Constitution Talks: Round Two
Prepared by Government Information Services
Efforts to craft a new constitution to govern Cayman’s relationship with the United Kingdom and a Bill of Rights to entrench citizens’ fundamental rights and freedoms, recommenced Monday (13 January 2009).
The second round of constitutional negotiations which began at the Westin Casuarina Resort included a UK Foreign and Commonwealth Office (FCO) delegation, Cayman’s leaders of government and opposition; Chamber of Commerce representatives and non–government organizations such as the Human Rights Committee; the Cayman Islands Ministers Association, and the Cayman Islands Conference of Seventh Day Adventists.
FCO Representative Ian Hendry assured participants that the UK’s commitment to a modern, effective relationship with Cayman would ensure a bright future: "Our delegation approaches these talks in a spirit of goodwill and co–operation…I hope we can concentrate on seeking the best constitutional arrangements available for the Cayman Islands with which both sides can live," he said.
Leader of Government Business the Hon. Kurt Tibbetts, MLA, JP noted that satisfactory progress had been made on most issues during the first round, particularly on the Bill of Rights. That, he said, provided a solid foundation on which to build further consensus.
Observing that government accepted that every negotiation is characterized "by a measure of give and take," Mr Tibbetts said that his fellow ministers are pleased that some of their comments have been taken on board by the UK.
He cited specifically the UK’s agreement on the importance of having a National Security Council to manage senior level security forces appointments, and the establishment of a Judicial and Legal Services Commission to oversee the appointments of judges and others into key legal positions.
Mr Tibbetts also expressed pleasure that the UK had accepted government’s recommendation to consider Cayman’s interests when negotiating international treaties.
He emphasised that government’s goal was to achieve an agreement that recognizes the Islands’ particular culture, traditions and values; that promotes openness, transparency and accountability, and ensures accessibility to all the people of Cayman.
"These negotiations provide us with a historic opportunity to modernize our centuries–old constitutional relationship with the UK so that it works better for the UK and us [Cayman] in the future. The world has undergone significant change since 1972 when our present constitution took effect…today we are more mature and more confident as a people and would like to have a greater say in running our affairs in a continuing partnership with the UK," Mr Tibbetts noted.
Opposition Leader McKeeva Bush said that the country must continue to debate the draft constitution: "There are parts which we would support and have pushed since 2002–2003, such as our involvement in treaties and other such matters," Mr Bush stated. He added that there are other aspects to the working documents which the opposition will fight against and that the opposition would continue to take discussions on constitutional issues to the people.

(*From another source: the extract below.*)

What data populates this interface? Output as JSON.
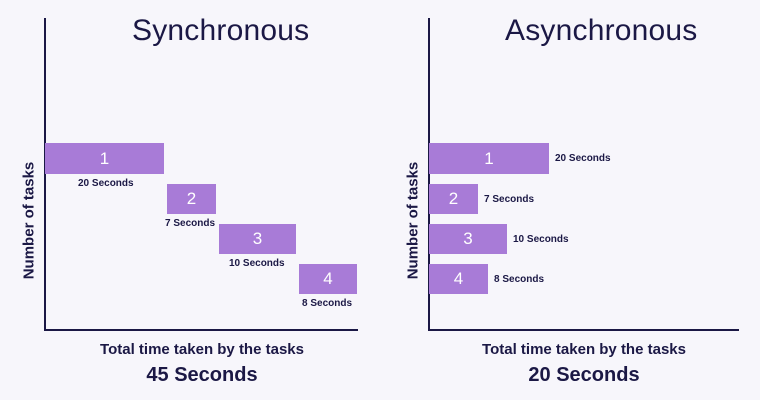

Chamber of Commerce Representative Eddie Thompson said that the working document was "moving in the right direction" and was in keeping with the findings of the chamber’s own members’ survey.
"The working draft includes several provisions that the chamber membership supports," he said, citing among others, the need to maintain ties with the UK; avoid any move towards independence; modernize the role of the governor, and introduce checks and balances.
However, Mr Thompson also mentioned several issues which from a chamber standpoint remain unresolved. These included confirming the provisions of the proposed Bill of Rights; human rights and constitutional modernization, and confirming the functions of the governor.
Urging compromise and negotiation, he further challenged elected representatives to "set aside political differences and develop a new constitution that protects our unique way of life, provides for a more open, transparent and accountable government, and contributes to the fair and equitable exercise of power and delivery of public services.
Representatives of Cayman’s religious community were concerned mainly with protecting the religious values of the Islands’ people, while the HRC representative urged a rewording of sections of the working document to reflect more simple and positive language.